Keep in mind the following tips when reaching out to members of the media:

  • Tailor your email to the specific media outlet and reference why their audience should care about the topic. Examples include the impact in your state or community, an activity at a local organization or health care facility, or mention of a recent story that may be relevant.
  • Share data if you can. Use our talking points. Data can open the door to a larger conversation. This includes how many people in your state or region are affected by COPD. Take a look at the state shareables for specifics on the number of people diagnosed across the United States.
  • Offer a person willing to be interviewed. This can help clear the first hurdle for placing a story and offer a local angle.
  • Reporters often value already prepared content, such as pre-drafted quotes or developed materials like a PSA.
  • Follow-ups with the media outlet or reporter are generally appreciated.

General COPD Talking Points

These talking points are meant to be a conversation starter and can be used in external engagement efforts, including with members of the media, PSA directors at your local broadcast station, local health facilities, or the public in general.

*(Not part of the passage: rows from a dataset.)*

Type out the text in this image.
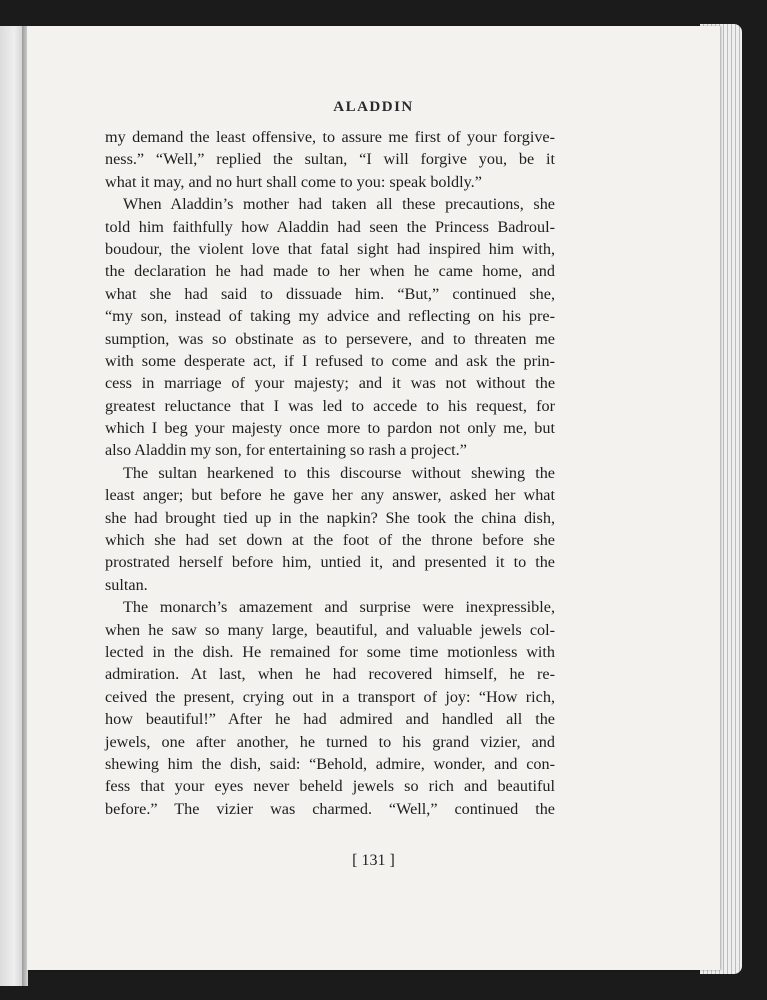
ALADDIN
my demand the least offensive, to assure me first of your forgive-
ness.” “Well,” replied the sultan, “I will forgive you, be it
what it may, and no hurt shall come to you: speak boldly.”
When Aladdin’s mother had taken all these precautions, she
told him faithfully how Aladdin had seen the Princess Badroul-
boudour, the violent love that fatal sight had inspired him with,
the declaration he had made to her when he came home, and
what she had said to dissuade him. “But,” continued she,
“my son, instead of taking my advice and reflecting on his pre-
sumption, was so obstinate as to persevere, and to threaten me
with some desperate act, if I refused to come and ask the prin-
cess in marriage of your majesty; and it was not without the
greatest reluctance that I was led to accede to his request, for
which I beg your majesty once more to pardon not only me, but
also Aladdin my son, for entertaining so rash a project.”
The sultan hearkened to this discourse without shewing the
least anger; but before he gave her any answer, asked her what
she had brought tied up in the napkin? She took the china dish,
which she had set down at the foot of the throne before she
prostrated herself before him, untied it, and presented it to the
sultan.
The monarch’s amazement and surprise were inexpressible,
when he saw so many large, beautiful, and valuable jewels col-
lected in the dish. He remained for some time motionless with
admiration. At last, when he had recovered himself, he re-
ceived the present, crying out in a transport of joy: “How rich,
how beautiful!” After he had admired and handled all the
jewels, one after another, he turned to his grand vizier, and
shewing him the dish, said: “Behold, admire, wonder, and con-
fess that your eyes never beheld jewels so rich and beautiful
before.” The vizier was charmed. “Well,” continued the
[ 131 ]
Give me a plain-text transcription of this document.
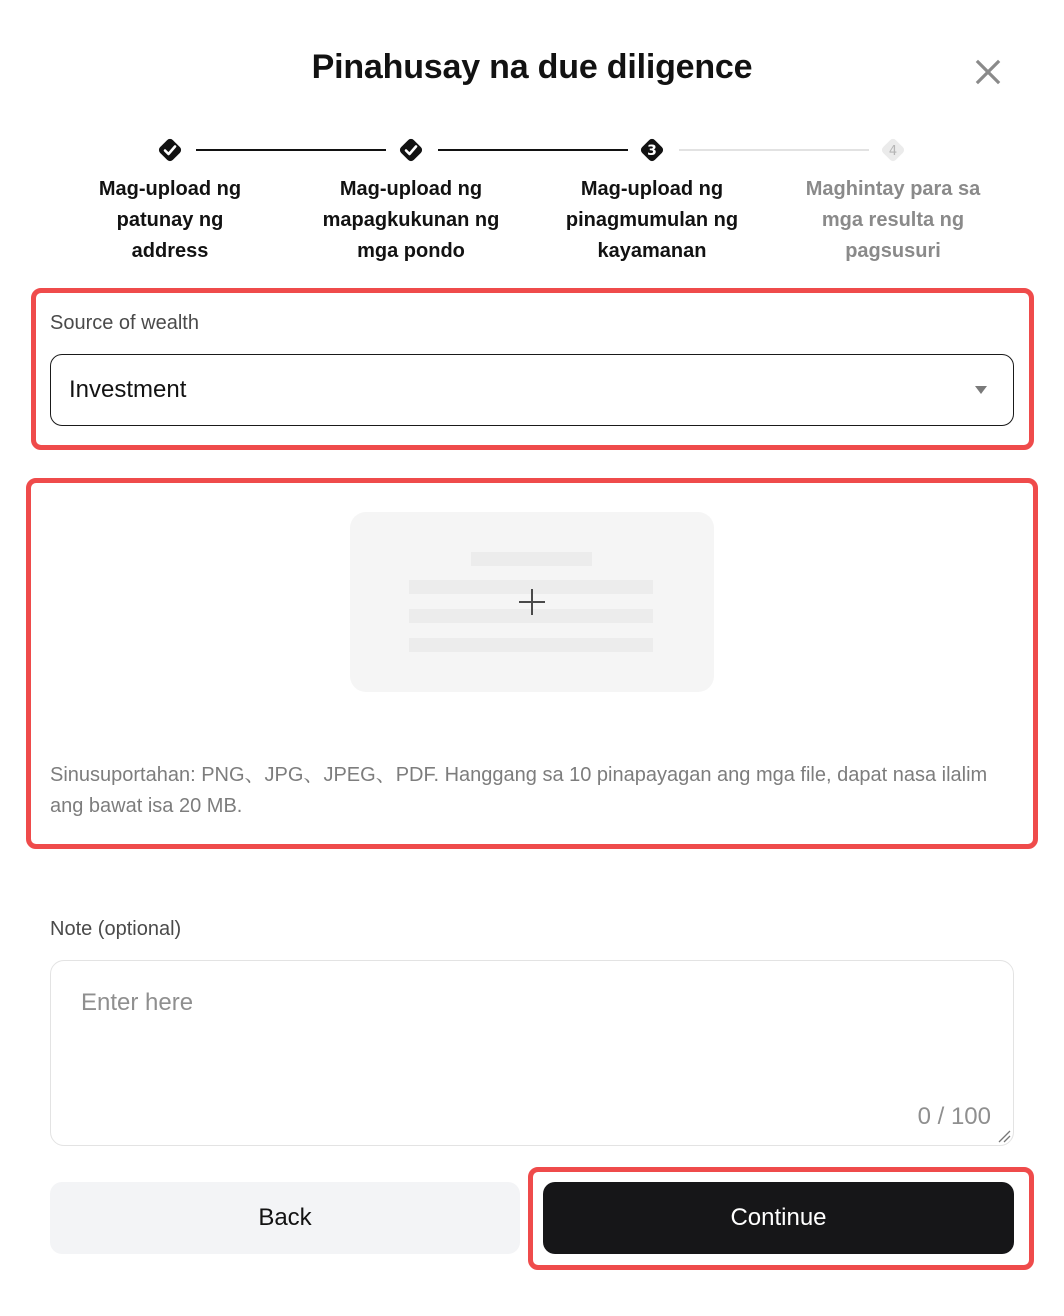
Pinahusay na due diligence
Mag-upload ng
patunay ng
address
Mag-upload ng
mapagkukunan ng
mga pondo
3
Mag-upload ng
pinagmumulan ng
kayamanan
4
Maghintay para sa
mga resulta ng
pagsusuri
Source of wealth
Investment
Sinusuportahan: PNG、JPG、JPEG、PDF. Hanggang sa 10 pinapayagan ang mga file, dapat nasa ilalim ang bawat isa 20 MB.
Note (optional)
Enter here
0 / 100
Back	Continue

  • Chronic obstructive pulmonary disease (COPD), also known as emphysema or chronic bronchitis, is a serious lung disease that over time makes it hard to breathe.
  • COPD is a leading cause of death in the United States and is also a leading cause of disability. While more than 16 million Americans have been diagnosed with COPD, it is estimated that millions more have the disease without knowing. Source: CDC’s Behavioral Risk Factor Surveillance System (BRFSS).
  • According to the BRFSS, an annual survey conducted by the CDC, almost two-thirds of people diagnosed with COPD (63.8%) report that the disease has negatively impacted their life. Source: CDC’s Behavioral Risk Factor Surveillance System (BRFSS).
  • Part of the reason for this disparity in diagnosis is that the symptoms of COPD, such as shortness of breath, chronic coughing, and wheezing, come on slowly and worsen over time. Many mistake these symptoms as a part of aging or a consequence of being out of shape and, as a result, will delay seeking a diagnosis. At the same time, health care providers state that one of the biggest barriers to diagnosing COPD earlier is that patients do not fully report their symptoms – signaling a communication gap in the exam room. Source: https://www.nhlbi.nih.gov/health-topics/all-publications-and-resources/copd-tracking-perceptions-individuals-affected-and
  • Two of the biggest reasons people who have experienced symptoms consistent with COPD say they have not talked with their health care provider is that they just “didn’t think of it” or they “have had these problems for years.” Source: https://www.nhlbi.nih.gov/health-topics/all-publications-and-resources/copd-tracking-perceptions-individuals-affected-and
  • CDC data reports that COPD is almost twice as common in rural areas of the United States than in urban areas. Source: http://dx.doi.org/10.15585/mmwr.mm6824a1
  • Risk factors include a history of smoking (both current and former smokers), long-term environmental exposure to things that can irritate your lungs, as well as certain genetic conditions, such as alpha-1 antitrypsin (AAT) deficiency.
  • Seventy-five percent of COPD cases are directly associated with cigarette smoking. Source: 10.1378/chest.13-0809
  • Exposure to lung irritants — such as dust and chemicals in the workplace or other fumes — and exposure to secondhand smoke or air pollutants may contribute to COPD.
  • When left untreated, people with COPD gradually lose their stamina and their ability to perform daily activities.
  • The good news is that with proper diagnosis, COPD can be treated. And, it can be diagnosed by a health care provider during a regular office visit with a simple breathing test called spirometry.
  • While there is no cure for COPD, with early diagnosis and treatment, people with COPD can alleviate their symptoms and begin to get back to the things they love doing.
  • The first step is initiating that conversation in the exam room. By learning more about COPD, recognizing the symptoms, and talking with a health care provider, people with COPD can take the first step to breathing better.